16Der Beklagte kann auch nicht gemäß § 119 Abs. 1BGB wegen eines Erklärungsirrtums anfechten.
17Zwar hat der Beklagte die Annahmeerklärung, die seinem Antwortfax zu entnehmen ist, tatsächlich nicht abgeben wollen. Zur Anfechtung berechtigt jedoch nur die unbewusste Unkenntnis: Wird eine Urkunde ungelesen unterzeichnet, hat der Unterzeichnende kein Anfechtungsrecht (vgl. Palandt-Ellenberger, 68. Auflage 2009, § 119 BGB, Rnr. 9 mit weiteren Nachweisen). Dies gilt auch, wenn der Erklärende sich mit dem Inhalt eines Angebotes nicht hinreichend vertraut gemacht hat (vgl. OLG I, Urteil vom 08.05.2008, Az. 28 U 1/08 – zitiert nach juris).
18c.
19Der Vertrag ist auch über die sich aus den AGB der Klägerin ergebende Mindestlaufzeit geschlossen worden. Diese AGB sind wirksam in den Vertrag mit einbezogen worden, wobei dahinstehen kann, ob sie der Rückseite des Angebotsschreibens aufgedruckt waren. AGB werden dann wirksam in den Vertrag einbezogen, wenn der Verwender die andere Vertragspartei auf sie hinweist und ihr die Möglichkeit verschafft, in zumutbarer Art und Weise von ihnen Kenntnis zu nehmen. Bei Verträgen zwischen Unternehmern ist es hierfür nicht erforderlich, dass die AGB übersandt werden.
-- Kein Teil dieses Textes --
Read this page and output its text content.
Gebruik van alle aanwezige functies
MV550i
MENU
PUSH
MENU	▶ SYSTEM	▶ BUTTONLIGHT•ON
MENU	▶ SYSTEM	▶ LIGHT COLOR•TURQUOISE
Der Hinweis auf eine Veröffentlichung im Internet ist ausreichend.
20d.
21Der Vertrag ist auch nicht nichtig gemäß den §§ 134, 138 BGB.
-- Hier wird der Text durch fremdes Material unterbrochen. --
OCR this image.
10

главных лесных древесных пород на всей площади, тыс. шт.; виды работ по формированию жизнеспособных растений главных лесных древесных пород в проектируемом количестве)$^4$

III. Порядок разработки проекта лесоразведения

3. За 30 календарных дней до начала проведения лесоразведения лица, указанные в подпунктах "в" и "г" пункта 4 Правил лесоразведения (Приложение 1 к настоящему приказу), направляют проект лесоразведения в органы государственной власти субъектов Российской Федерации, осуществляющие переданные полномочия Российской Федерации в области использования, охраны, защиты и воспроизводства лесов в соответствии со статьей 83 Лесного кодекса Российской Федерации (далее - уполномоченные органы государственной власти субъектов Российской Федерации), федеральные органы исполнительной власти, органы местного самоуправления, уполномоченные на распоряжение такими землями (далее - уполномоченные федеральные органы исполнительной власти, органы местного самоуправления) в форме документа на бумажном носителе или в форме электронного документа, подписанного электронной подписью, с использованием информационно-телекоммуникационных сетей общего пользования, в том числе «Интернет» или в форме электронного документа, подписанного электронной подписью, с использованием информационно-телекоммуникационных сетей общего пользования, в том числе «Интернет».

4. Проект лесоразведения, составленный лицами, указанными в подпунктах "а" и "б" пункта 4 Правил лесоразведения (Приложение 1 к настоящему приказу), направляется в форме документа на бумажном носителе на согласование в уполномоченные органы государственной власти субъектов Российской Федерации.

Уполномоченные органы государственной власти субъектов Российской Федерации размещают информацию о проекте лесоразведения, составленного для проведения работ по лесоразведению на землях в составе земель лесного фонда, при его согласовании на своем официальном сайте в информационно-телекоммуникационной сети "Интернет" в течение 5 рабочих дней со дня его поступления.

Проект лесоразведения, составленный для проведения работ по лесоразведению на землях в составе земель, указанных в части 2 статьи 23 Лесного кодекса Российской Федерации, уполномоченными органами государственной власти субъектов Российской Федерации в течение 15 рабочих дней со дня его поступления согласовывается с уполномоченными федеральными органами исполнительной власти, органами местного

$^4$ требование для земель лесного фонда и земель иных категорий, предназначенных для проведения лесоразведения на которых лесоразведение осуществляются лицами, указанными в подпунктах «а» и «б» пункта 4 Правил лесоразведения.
22Es ist nicht ersichtlich, gegen welches gesetzliche Verbot der Vertrag verstoßen sollte.
23Der Vertrag ist auch nicht sittenwidrig. Zwar kann ein Vertrag auch dann sittenwidrig sein, wenn ein außergewöhnliches Missverhältnis zwischen Leistung und Gegenleistung besteht. Ein solches Missverhältnis hat der Beklagte jedoch nicht dargelegt. Der Gegenwert einer Veröffentlichung auf einem Auskunftsportal ist nicht von dem damit verbundenen Aufwand abhängig, sondern im Wesentlichen davon, wie stark dieses Portal frequentiert wird. Hierzu hat der Beklagte nichts vorgetragen, auch nicht dazu, mit welchen Kosten eine Veröffentlichung auf vergleichbaren Seiten verbunden gewesen wäre.
242.
25Der ausgeurteilte Zinsanspruch folgt aus den §§ 286, 288 BGB. Die Klägerin hat weiterhin einen Anspruch auf den Ersatz der Kosten ihrer Mahnschreiben als Verzugsschaden gemäß § 286 Abs. 1 BGB. Die Höhe dieser Kosten wird vom Gericht in Anwendung des § 287 ZPO auf 5 € geschätzt.
263.
27Die Kostenentscheidung folgt aus § 91 ZPO, die Entscheidung über die vorläufige Vollstreckbarkeit des Urteils aus den §§ 708 Nr. 11, 713 ZPO. Es bestand keine Veranlassung, gemäß § 511 Abs. 4 ZPO, die Berufung zuzulassen.